Caviglia, que nació en 1976, cuenta que, para la investigación, trabajó con redes sociales naturales. “Fui buscando a la gente por contactos más personales o por relaciones con otras personas, porque el tema mismo hace que no pueda parar a una persona por la calle y pedirle que se siente a hablar conmigo diez horas sobre la dictadura. Y también es muy difícil que esa persona desconocida no se quede pegada al discurso oficial u hegemónico del momento. Por la técnica del testimonio, que precisa un grado de cercanía muy grande, y por el tema fue necesario hacerlo de esta manera”, explica la autora de Vivir a oscuras en la entrevista con Página/12. “Muchas de las cuestiones que hicieron posible la dictadura estaban instaladas antes. La vida cotidiana contribuye a reproducir o a impugnar el orden social en el que se vive, y para que este orden social se materialice, los cambios deben pasar por la cotidianeidad”, advierte Caviglia, que publicará próximamente Dictadura, vida cotidiana y clases medias. Una sociedad fracturada, trabajo por el cual, en 2004, recibió el premio Rodolfo Walsh a la mejor tesis de investigación periodística.

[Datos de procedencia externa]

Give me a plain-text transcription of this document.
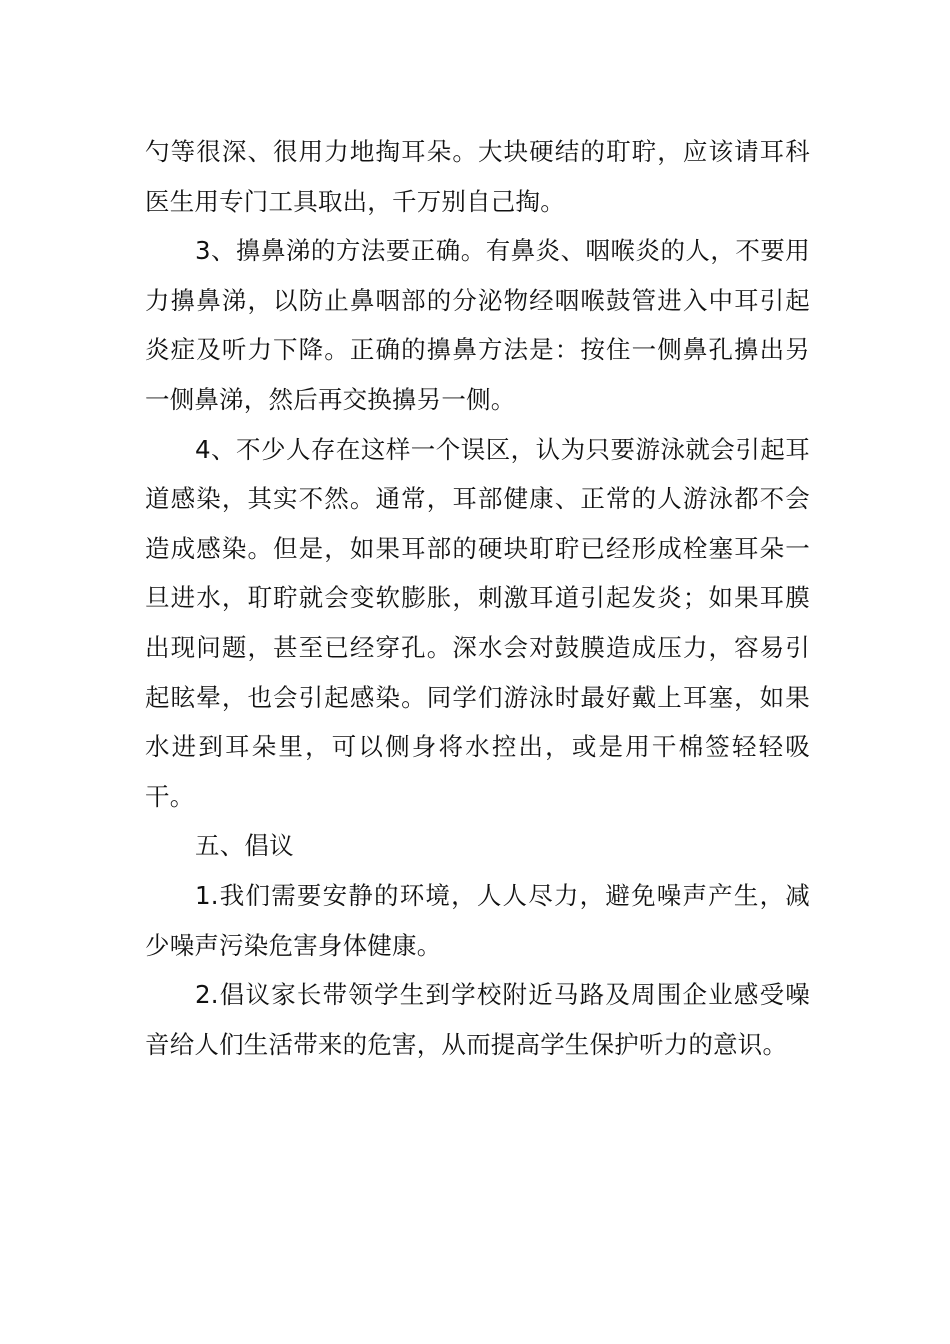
勺等很深、很用力地掏耳朵。大块硬结的耵聍，应该请耳科医生用专门工具取出，千万别自己掏。

3、擤鼻涕的方法要正确。有鼻炎、咽喉炎的人，不要用力擤鼻涕，以防止鼻咽部的分泌物经咽喉鼓管进入中耳引起炎症及听力下降。正确的擤鼻方法是：按住一侧鼻孔擤出另一侧鼻涕，然后再交换擤另一侧。

4、不少人存在这样一个误区，认为只要游泳就会引起耳道感染，其实不然。通常，耳部健康、正常的人游泳都不会造成感染。但是，如果耳部的硬块耵聍已经形成栓塞耳朵一旦进水，耵聍就会变软膨胀，刺激耳道引起发炎；如果耳膜出现问题，甚至已经穿孔。深水会对鼓膜造成压力，容易引起眩晕，也会引起感染。同学们游泳时最好戴上耳塞，如果水进到耳朵里，可以侧身将水控出，或是用干棉签轻轻吸干。

五、倡议

1.我们需要安静的环境，人人尽力，避免噪声产生，减少噪声污染危害身体健康。

2.倡议家长带领学生到学校附近马路及周围企业感受噪音给人们生活带来的危害，从而提高学生保护听力的意识。
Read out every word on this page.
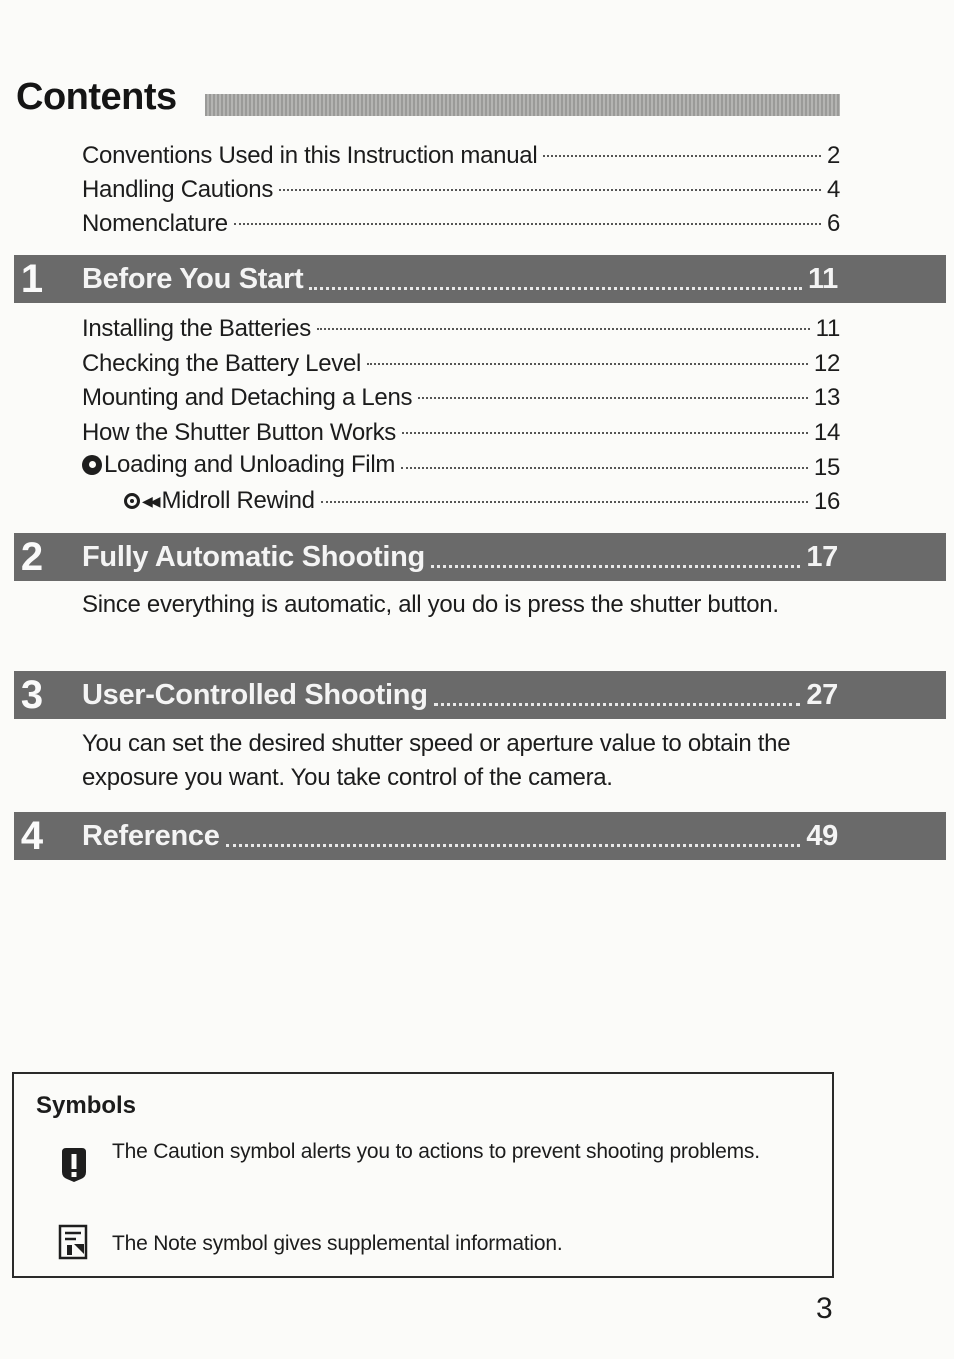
Contents
Conventions Used in this Instruction manual	2
Handling Cautions	4
Nomenclature	6
1 Before You Start	11
Installing the Batteries	11
Checking the Battery Level	12
Mounting and Detaching a Lens	13
How the Shutter Button Works	14
Loading and Unloading Film	15
◀◀ Midroll Rewind	16
2 Fully Automatic Shooting	17
Since everything is automatic, all you do is press the shutter button.
3 User-Controlled Shooting	27
You can set the desired shutter speed or aperture value to obtain the exposure you want. You take control of the camera.
4 Reference	49
Symbols
The Caution symbol alerts you to actions to prevent shooting problems.
The Note symbol gives supplemental information.
3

–¿El miedo se generó previamente en la vida cotidiana o fue motorizado, primero por la Triple A y después por la dictadura?
–Cuando digo que en la vida cotidiana se contribuye a reproducir, a impugnar o a negociar ciertas condiciones sociales, no quiero decir que se las produzca. En sus prácticas cotidianas, la gente recrea un orden, pero no lo impone. Frente al miedo, a veces la gente empieza a defenderse de ciertas cosas, y contra lo que se defiende no es necesariamente aquello que es productor de ese miedo, el subversivo, el piquetero o el delincuente. La dictadura produjo la idea de que el terror era arbitrario y todopoderoso y que el peligro estaba en todas partes.

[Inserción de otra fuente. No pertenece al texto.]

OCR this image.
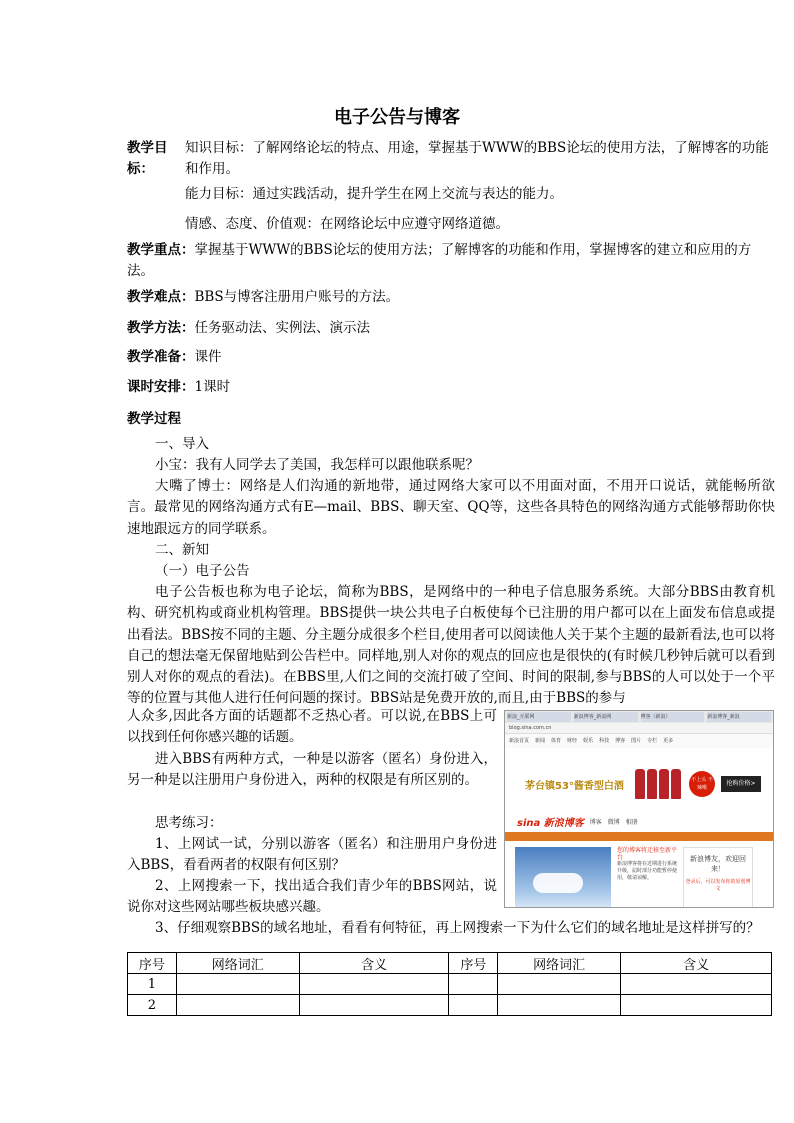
电子公告与博客
教学目标：
知识目标：了解网络论坛的特点、用途，掌握基于WWW的BBS论坛的使用方法，了解博客的功能和作用。
能力目标：通过实践活动，提升学生在网上交流与表达的能力。
情感、态度、价值观：在网络论坛中应遵守网络道德。
教学重点：掌握基于WWW的BBS论坛的使用方法；了解博客的功能和作用，掌握博客的建立和应用的方法。
教学难点：BBS与博客注册用户账号的方法。
教学方法：任务驱动法、实例法、演示法
教学准备：课件
课时安排：1课时
教学过程
一、导入
小宝：我有人同学去了美国，我怎样可以跟他联系呢？
大嘴了博士：网络是人们沟通的新地带，通过网络大家可以不用面对面，不用开口说话，就能畅所欲言。最常见的网络沟通方式有E—mail、BBS、聊天室、QQ等，这些各具特色的网络沟通方式能够帮助你快速地跟远方的同学联系。
二、新知
（一）电子公告
电子公告板也称为电子论坛，简称为BBS，是网络中的一种电子信息服务系统。大部分BBS由教育机构、研究机构或商业机构管理。BBS提供一块公共电子白板使每个已注册的用户都可以在上面发布信息或提出看法。BBS按不同的主题、分主题分成很多个栏目,使用者可以阅读他人关于某个主题的最新看法,也可以将自己的想法毫无保留地贴到公告栏中。同样地,别人对你的观点的回应也是很快的(有时候几秒钟后就可以看到别人对你的观点的看法)。在BBS里,人们之间的交流打破了空间、时间的限制,参与BBS的人可以处于一个平等的位置与其他人进行任何问题的探讨。BBS站是免费开放的,而且,由于BBS的参与
人众多,因此各方面的话题都不乏热心者。可以说,在BBS上可以找到任何你感兴趣的话题。
进入BBS有两种方式，一种是以游客（匿名）身份进入，另一种是以注册用户身份进入，两种的权限是有所区别的。
思考练习：
1、上网试一试，分别以游客（匿名）和注册用户身份进入BBS，看看两者的权限有何区别？
2、上网搜索一下，找出适合我们青少年的BBS网站，说说你对这些网站哪些板块感兴趣。
3、仔细观察BBS的域名地址，看看有何特征，再上网搜索一下为什么它们的域名地址是这样拼写的？
新浪_互联网	新浪博客_新浪网	博客（新浪）	新浪博客_新浪
blog.sina.com.cn
新浪首页 新闻 体育 财经 娱乐 科技 博客 图片 专栏 更多
茅台镇53°酱香型白酒
不上头 不辣喉
抢购价格>
sina 新浪博客 博客 微博 相册
您的博客将迁移至新平台
新浪博客将在近期进行系统升级，届时部分功能暂停使用，敬请谅解。
新浪博友，欢迎回来！
登录后，可以发布你的原创博文
序号	网络词汇	含义	序号	网络词汇	含义
1					
2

–Con 23 años de vida democrática, ¿cómo explica que perdure, aunque marginalmente, el discurso “con la dictadura estábamos mejor”?
–Es difícil hacer un juicio de por qué es posible que perduren afirmaciones como éstas. Ese testimonio me resultó muy extraño porque era alguien que me estaba hablando como si la dictadura no hubiese existido. Elegí a esa persona porque vivía a una cuadra de una casa, en la ciudad de La Plata, que ahora es un museo. Esa casa, en la que había funcionado unaimprenta, fue devastada por la policía, mataron a toda la familia, y la nena del matrimonio está desaparecida desde entonces. El me contó que había habido un tiroteo en esa casa, pero no lo podía conectar con la dictadura. Cuando le preguntaba específicamente por la dictadura, no se acordaba, decía que no sabía nada, que nunca había escuchado nada. ¿Era posible que estuviera completamente desconectado, o la estaba negando? Que diga que “con la dictadura estábamos mejor” no implica que estuviéramos mejor porque se mataba gente, lo decía por la economía, pero también en este sentido, hay un gran desconocimiento de lo que la dictadura produjo. Es muy difícil juzgar, no sé si desconoce la dictadura o no tiene las competencias y los saberes necesarios para poder evaluar lo que pasó. La situación que hoy se vive hace pensar que el miedo a la exclusión, a perder el trabajo, al otro, hace que se reproduzca este tipo de discursos. Hay una idea de que la memoria le entra a la gente por la puerta de esos miedos, cuando no hay posibilidad de darle un sentido al pasado, o de tener los elementos necesarios para poder pensarlo en el presente.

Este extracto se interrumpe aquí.